Through my entire the treatment, I kept my full-time job. I bought myself comfortable hats and colorful earrings. I put on makeup, even when it took all of my energy to lift a brush. I might have had cancer, but I was determined to not let it have me! It certainly doesn’t mean that there weren’t struggles or moments of fear. It doesn’t mean that I don’t have anxiety when the next appointment rolls around and I have to wait to hear if I’m all-clear or if the cancer has metastasized further. I do.
However, my cancer diagnosis also gave me a new perspective on life and relationships and how all of the small things truly mean the most. I would have never chosen to be a cancer patient, but at this point, I really don’t think that I’d change it. I now make showing random acts of kindness a daily challenge. Each day, I look at my family and I love them and appreciate them more than ever. I still have residuals from my treatment. I often drop things, and walking can be difficult (severe neuropathy keeps me unbalanced at times) and I now walk with a cane (but one that I ‘blinged out’ to be more representative of me). I’m so grateful and blessed to still be here; scars, new flaws and all.

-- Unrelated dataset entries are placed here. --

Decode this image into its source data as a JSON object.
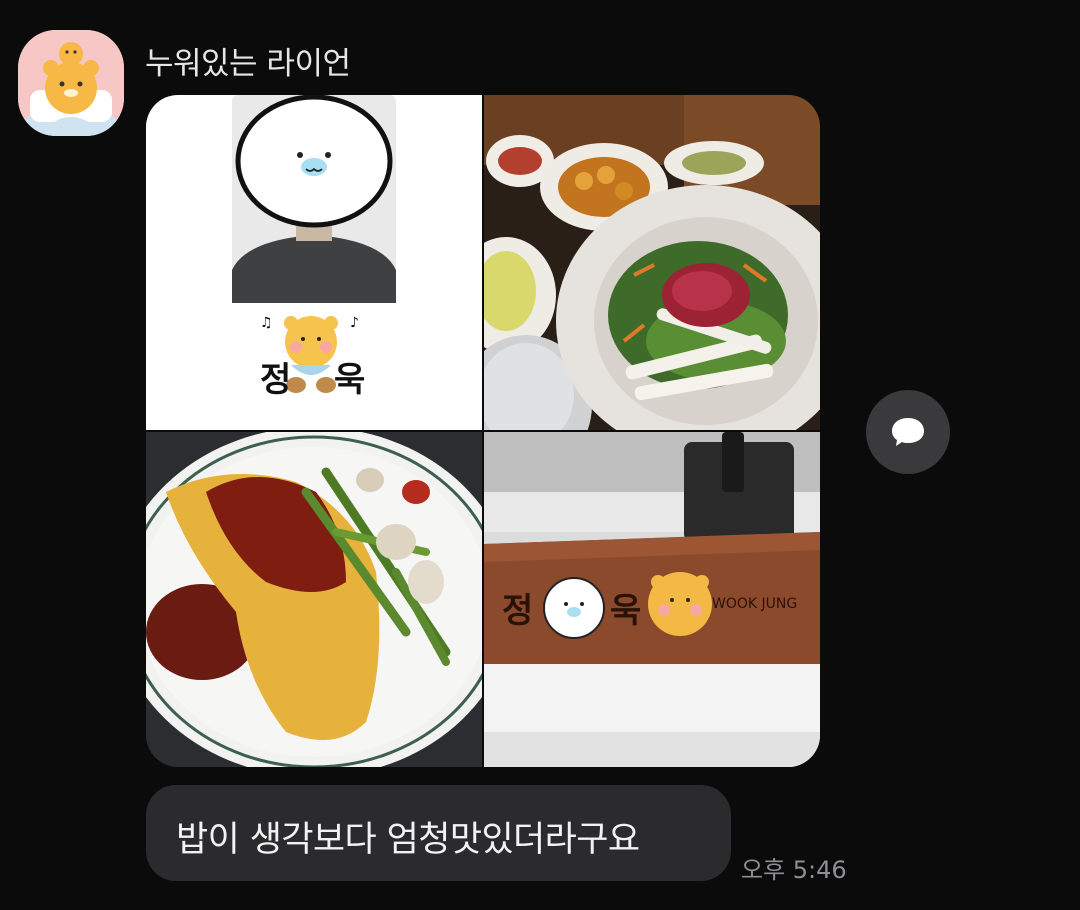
{
  "chat": {
    "sender": {
      "name": "누워있는 라이언",
      "avatar_icon": "lion-character-avatar-icon",
      "avatar_bg": "#f6c7c4"
    },
    "photos": [
      {
        "label": "정욱",
        "name_icon": "lion-character-icon"
      },
      {
        "description_icon": "food-bowl-icon"
      },
      {
        "description_icon": "omelette-plate-icon"
      },
      {
        "label_korean": "정욱",
        "label_english": "WOOK JUNG"
      }
    ],
    "message": {
      "text": "밥이 생각보다 엄청맛있더라구요",
      "time": "오후 5:46"
    },
    "share_icon": "speech-bubble-icon"
  },
  "colors": {
    "background": "#0b0b0c",
    "bubble": "#2b2b2d",
    "share_button": "#3a3a3c",
    "timestamp": "#8f8f93"
  }
}
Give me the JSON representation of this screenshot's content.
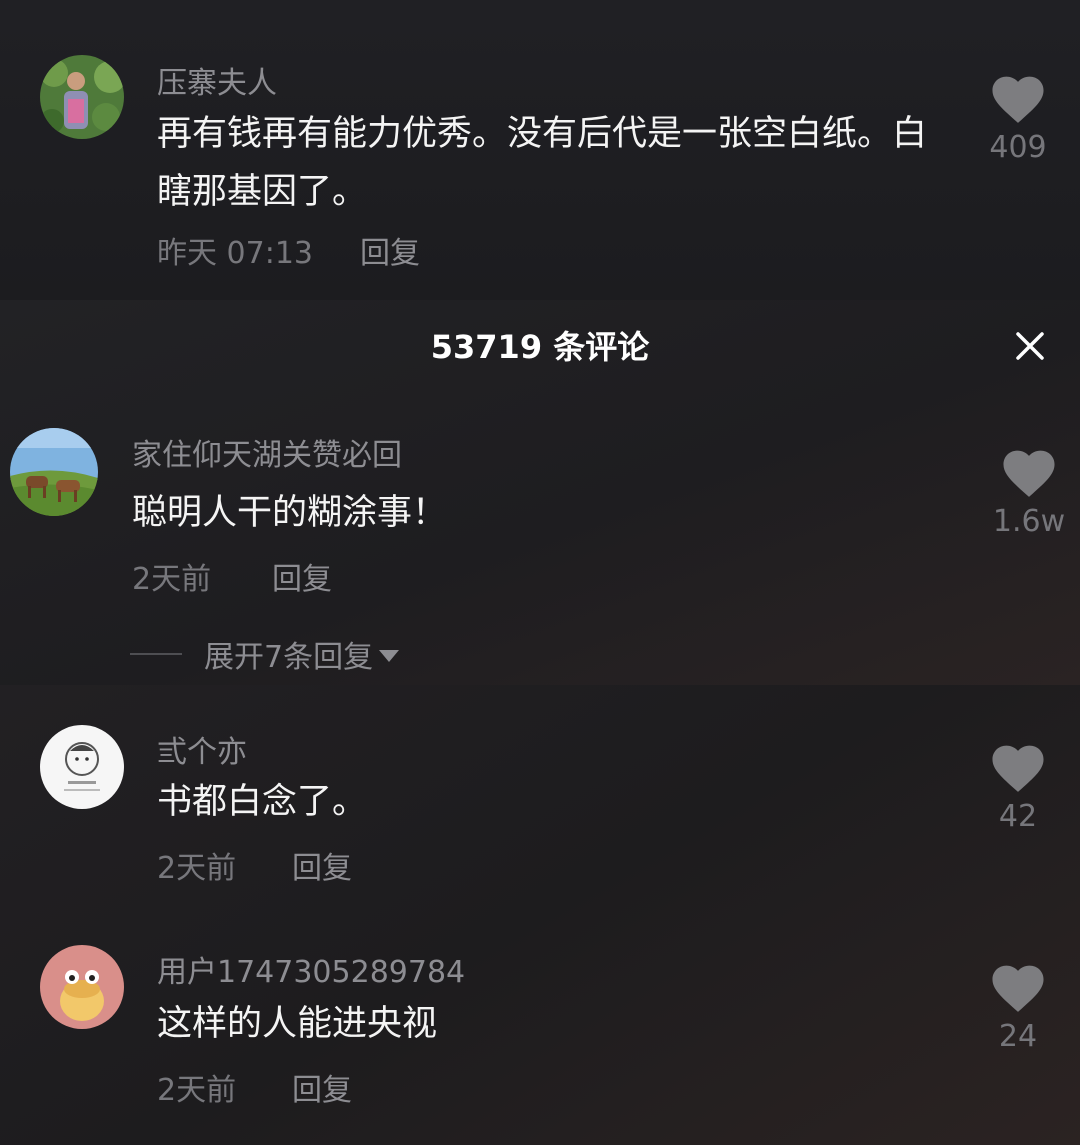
{
  "panel": {
    "title": "53719 条评论"
  },
  "comments": [
    {
      "username": "压寨夫人",
      "text": "再有钱再有能力优秀。没有后代是一张空白纸。白瞎那基因了。",
      "time": "昨天 07:13",
      "reply_label": "回复",
      "likes": "409",
      "avatar_icon": "person-in-garden-avatar"
    },
    {
      "username": "家住仰天湖关赞必回",
      "text": "聪明人干的糊涂事！",
      "time": "2天前",
      "reply_label": "回复",
      "likes": "1.6w",
      "avatar_icon": "horses-grassland-avatar",
      "expand_label": "展开7条回复"
    },
    {
      "username": "弎个亦",
      "text": "书都白念了。",
      "time": "2天前",
      "reply_label": "回复",
      "likes": "42",
      "avatar_icon": "cartoon-sketch-avatar"
    },
    {
      "username": "用户1747305289784",
      "text": "这样的人能进央视",
      "time": "2天前",
      "reply_label": "回复",
      "likes": "24",
      "avatar_icon": "cartoon-bun-avatar"
    }
  ],
  "colors": {
    "background": "#1a1a1c",
    "text": "#f4f4f4",
    "muted": "#8d8d92",
    "heart": "#7d7d80"
  }
}
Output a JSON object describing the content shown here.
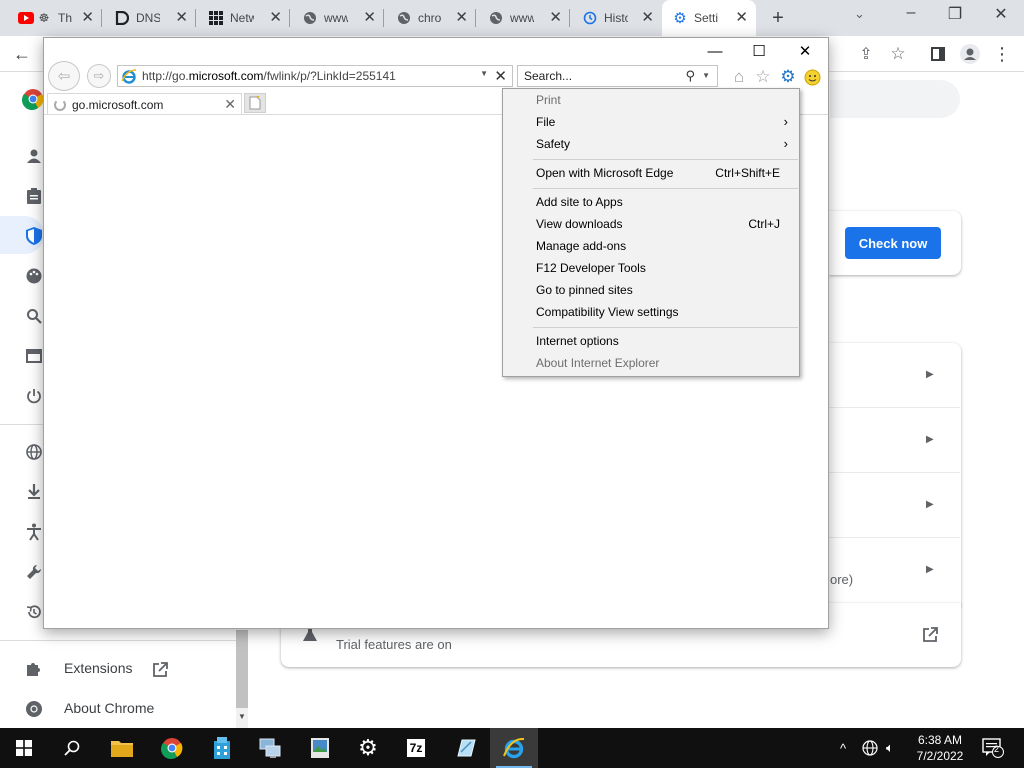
{
  "chrome": {
    "tabs": [
      {
        "title": "Th",
        "icon": "youtube-icon"
      },
      {
        "title": "DNS",
        "icon": "dns-icon"
      },
      {
        "title": "Netw",
        "icon": "grid-icon"
      },
      {
        "title": "www",
        "icon": "globe-icon"
      },
      {
        "title": "chro",
        "icon": "globe-icon"
      },
      {
        "title": "www",
        "icon": "globe-icon"
      },
      {
        "title": "Histo",
        "icon": "history-icon"
      },
      {
        "title": "Setti",
        "icon": "settings-gear-icon"
      }
    ],
    "new_tab_symbol": "+",
    "colors": {
      "tabstrip": "#dee1e6",
      "accent": "#1a73e8"
    }
  },
  "settings": {
    "check_now_label": "Check now",
    "trial_text": "Trial features are on",
    "partial_text": "ore)",
    "sidebar": {
      "extensions_label": "Extensions",
      "about_label": "About Chrome"
    }
  },
  "ie": {
    "address": {
      "prefix": "http://go.",
      "domain": "microsoft.com",
      "suffix": "/fwlink/p/?LinkId=255141"
    },
    "search_placeholder": "Search...",
    "tab_title": "go.microsoft.com",
    "menu": {
      "print": "Print",
      "file": "File",
      "safety": "Safety",
      "open_edge": "Open with Microsoft Edge",
      "open_edge_shortcut": "Ctrl+Shift+E",
      "add_site": "Add site to Apps",
      "view_downloads": "View downloads",
      "view_downloads_shortcut": "Ctrl+J",
      "manage_addons": "Manage add-ons",
      "f12": "F12 Developer Tools",
      "pinned": "Go to pinned sites",
      "compat": "Compatibility View settings",
      "internet_options": "Internet options",
      "about_ie": "About Internet Explorer"
    }
  },
  "taskbar": {
    "time": "6:38 AM",
    "date": "7/2/2022",
    "notification_count": "2",
    "sevenzip_label": "7z"
  }
}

If I had any advice to give someone starting out on their journey, it would be to just breathe and hang in there. You’ll do things and go through things and get to the other side of things that you couldn’t imagine that you could do. But you will. You WILL get through the days. Hair grows back. And cancer can only rob you of your joy if you let it. I kept a print-out on the wall in my office that I still keep to this day. It reads: “On particularly rough days, when I’m sure I can’t possibly endure, I like to remind myself that my track record for getting through bad days so far is 100%, and that is pretty good.”
This story is intended to convey a personal experience and, because every person’s experience is unique, should not be relied upon as a substitute for professional healthcare advice.